Alashiya scraped her vegetables into her cast iron pan and gave them a good stir. Wooden spoon in hand, she half-turned to give the dragon a questioning look. “Have you met any nymphs before?”
He lay on the kitchen floor, his chin propped on his forelegs and his gaze locked on her. He blinked slowly before shaking his head.
“Figured as much.” She hid her dismay by quickly turning back around. It wasn’t like she was surprised, but it pained her to think of how few nymphs there were in this part of the world. How disconnected they all were.
Once, they’d all been part of a vast, intimately intertwined network. They’d all been linked by that silken thread. Now they were little islands struggling to survive as time and change eroded the sand beneath their feet.
“We’re very private.” Alashiya’s gaze lowered to the pan.
She cleared her throat. “I wish you could talk. I’d love to hear about dragons.
I’ve embroidered them before, but I’ve embroidered all sorts of things over the years.
I’ve never gotten the chance to meet one before you, and they don’t star in any of the books I inherited from my aunt.
She had a preference for orcs, then gargoyles and harpies. ”
The dragon made a derisive sound deep in his throat. There was no way to know whether she was correct or not, but Alashiya thought he was a little offended.
“Don’t get upset. I don’t have a preference.”
It was true enough. Her image of Adon swung wildly between beings.
Depending on the day, she could imagine him as a gargoyle at breakfast, a merman at lunch — particularly unrealistic, that one — and an arrant by dinnertime.
For dessert, she might picture an elf, just to shake things up a bit.
She knew from his garments that he had wings, but what did that matter when he could be anything in her imagination?
Moving away from the stove, she missed the way the dragon’s violet gaze followed her with rapt attention, his eyes narrowed and nostrils flared.
“I’d love to know what your life is like,” she continued, her focus on whipping up a sauce with yogurt she made from scratch every week and the massive garlic bulb she cut down from a braid hanging in her window.
“I only know what I learned in school, but that was ages ago now. Well, school and what Debbie tells me when she recaps her soap operas. I can’t imagine that’s too reliable, though. ”
Peering over her shoulder, she asked, “Do you all live in skyscrapers?”
The dragon moved slowly across the floor. His great body sprawled until one side pressed against the cabinets by where she stood. A peculiar tingle swept through her when she realized he was trying to get closer to her.

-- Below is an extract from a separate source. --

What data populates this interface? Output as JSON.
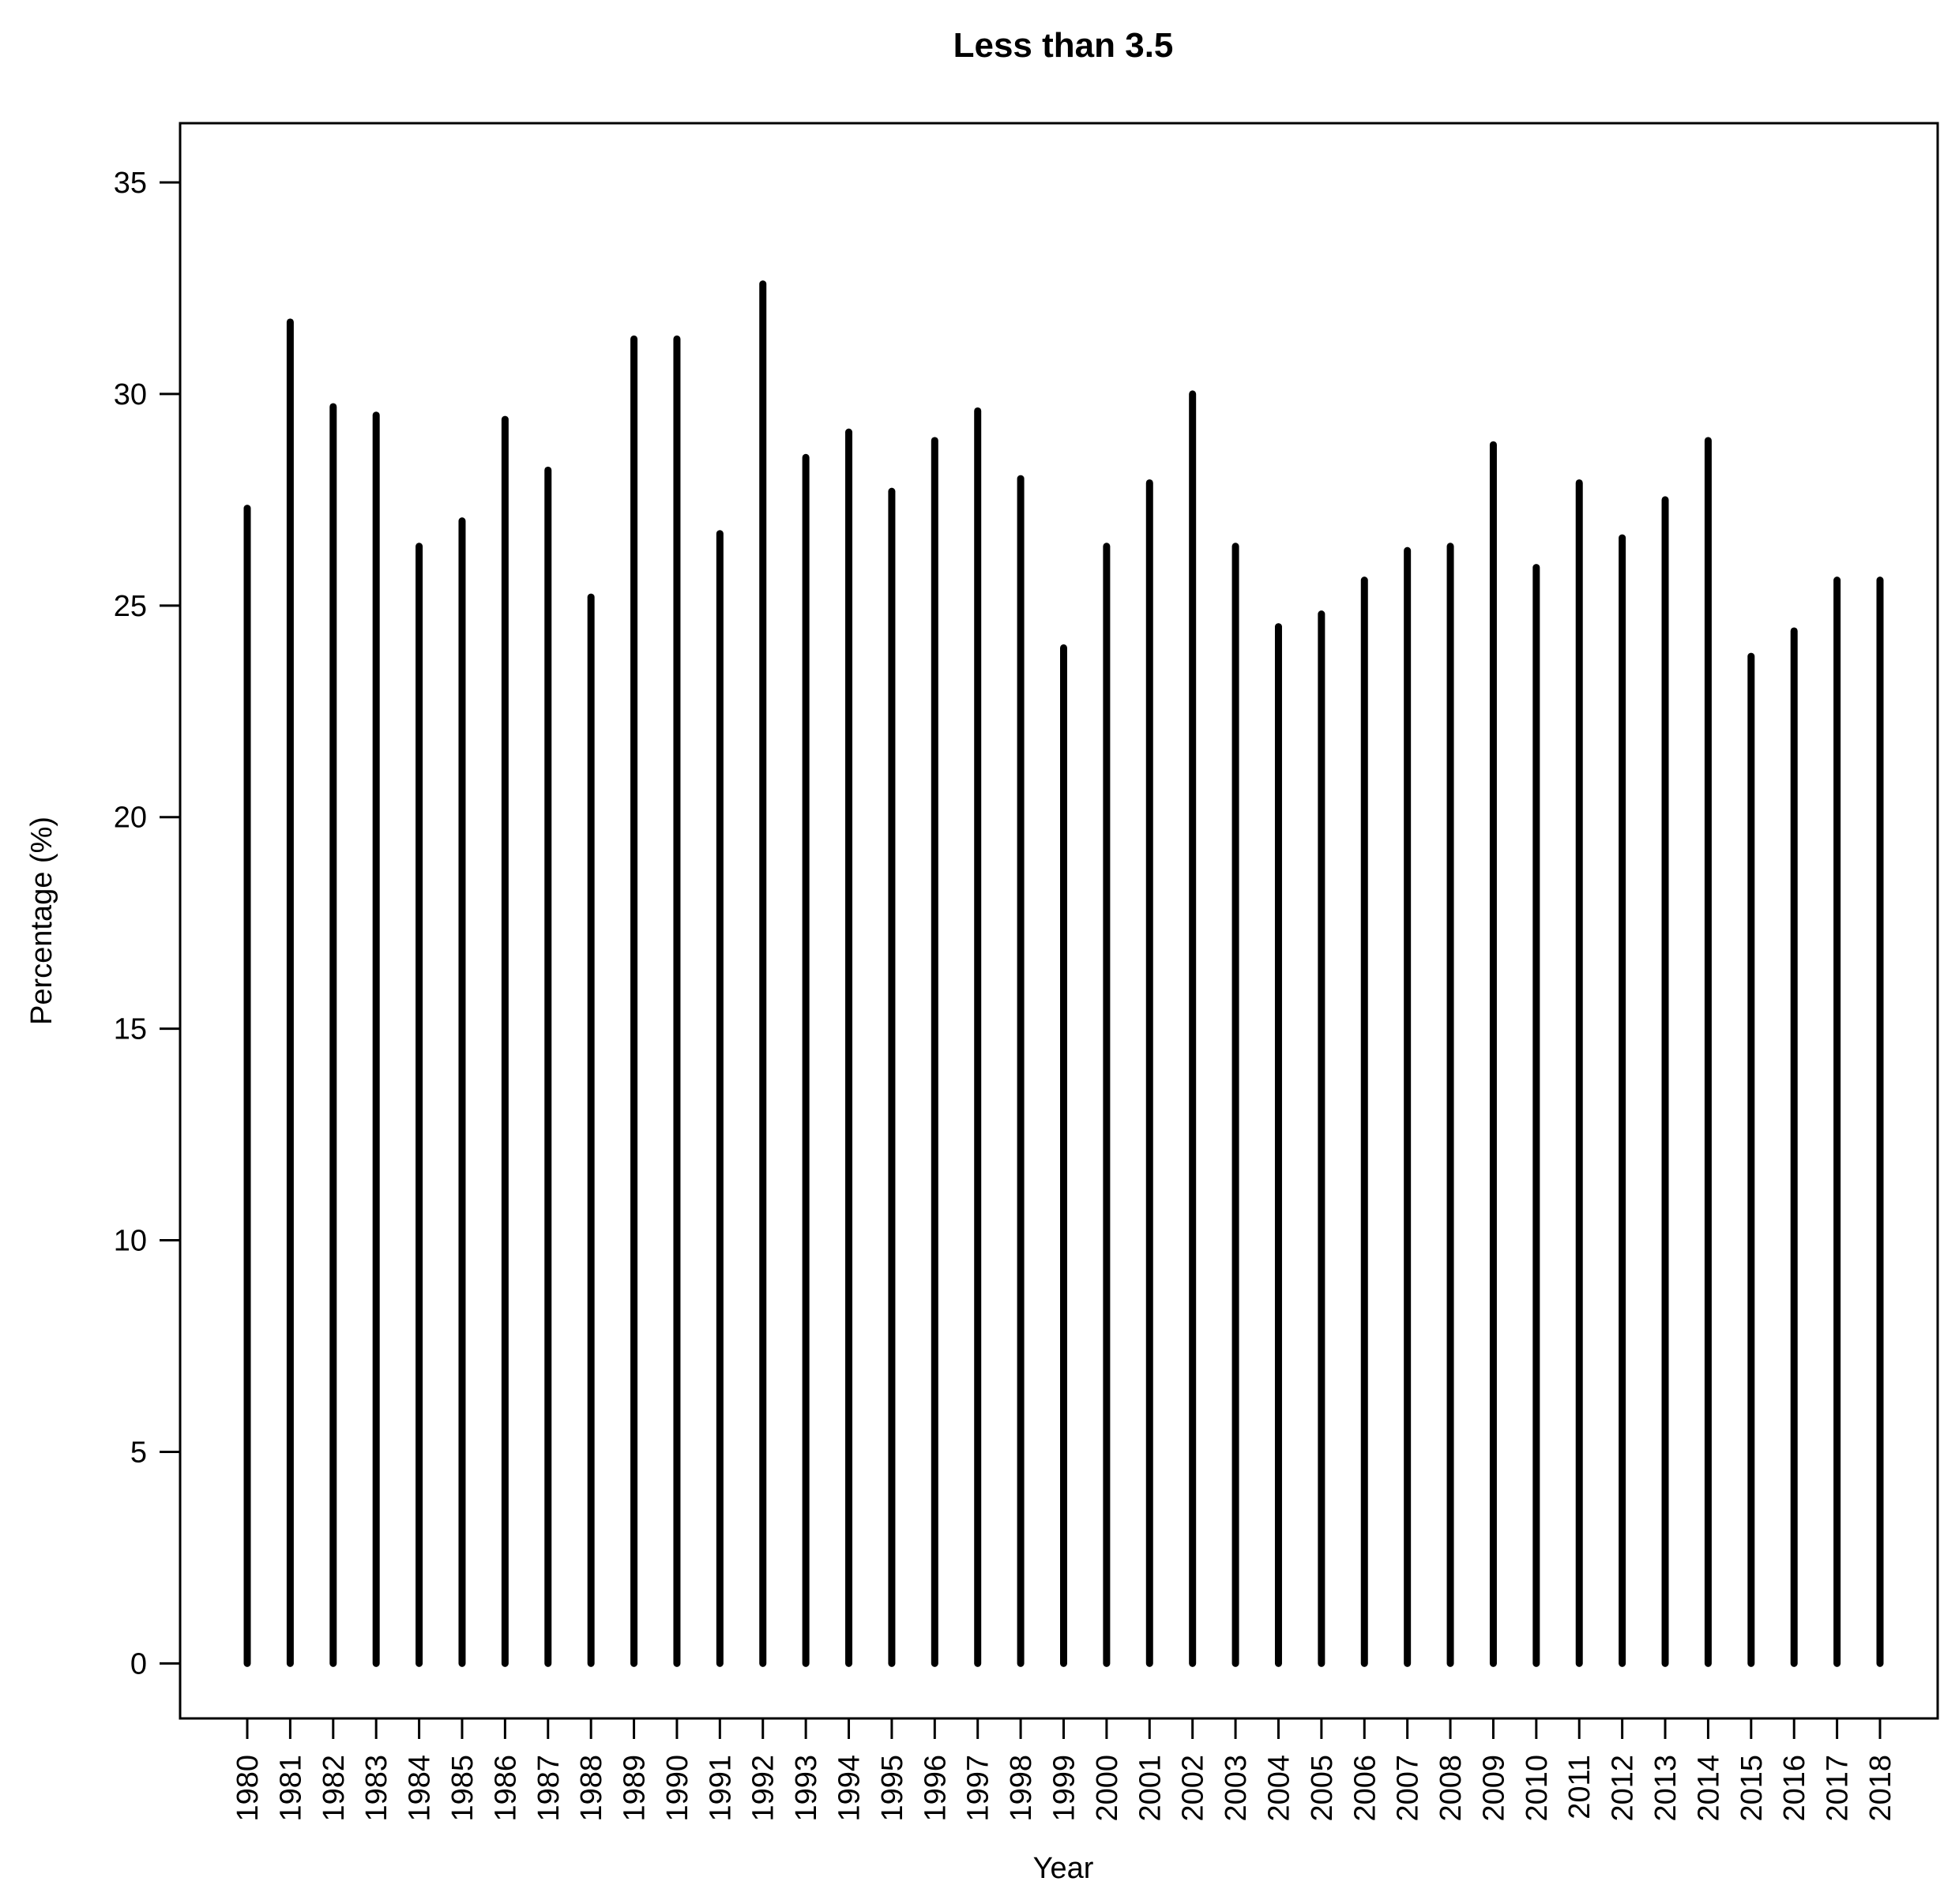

Fortunately for her, a soft rattling noise drew her attention away from the flush in her cheeks and down to his tail, which curved around the edge of the room to lay near her feet.
Resting his chin on his forelegs, the dragon nodded twice.
“Oh, is that a some do, some don’t kind of answer?”
He nodded.
Alashiya concentrated on her sauce as she tried to picture what that would look like. Casting him a quick look, she asked, “Do you?”
She really wasn’t sure how he managed it, but the dragon looked downright haughty when he nodded again. His upper lip curled, too, like he was offended she even had to ask.
“I’ve never seen a skyscraper in person,” she admitted, leaning over him to stir her vegetables and add a splash of olive oil.
“I wonder what it’s like to live so high off the ground.
” She flashed him an embarrassed smile. “But you can fly, so I guess it all seems really second nature to you, doesn’t it? ”
The dragon said nothing, of course. He watched her silently, his great body occasionally wracked with tremors.
The bandages she’d painstakingly reapplied stood out starkly against his dark skin.
It was really difficult to remain wary of him when he was sprawled on her kitchen floor like that, but his expression was hard to decipher.
She really couldn’t tell if her chatter was annoying him or not.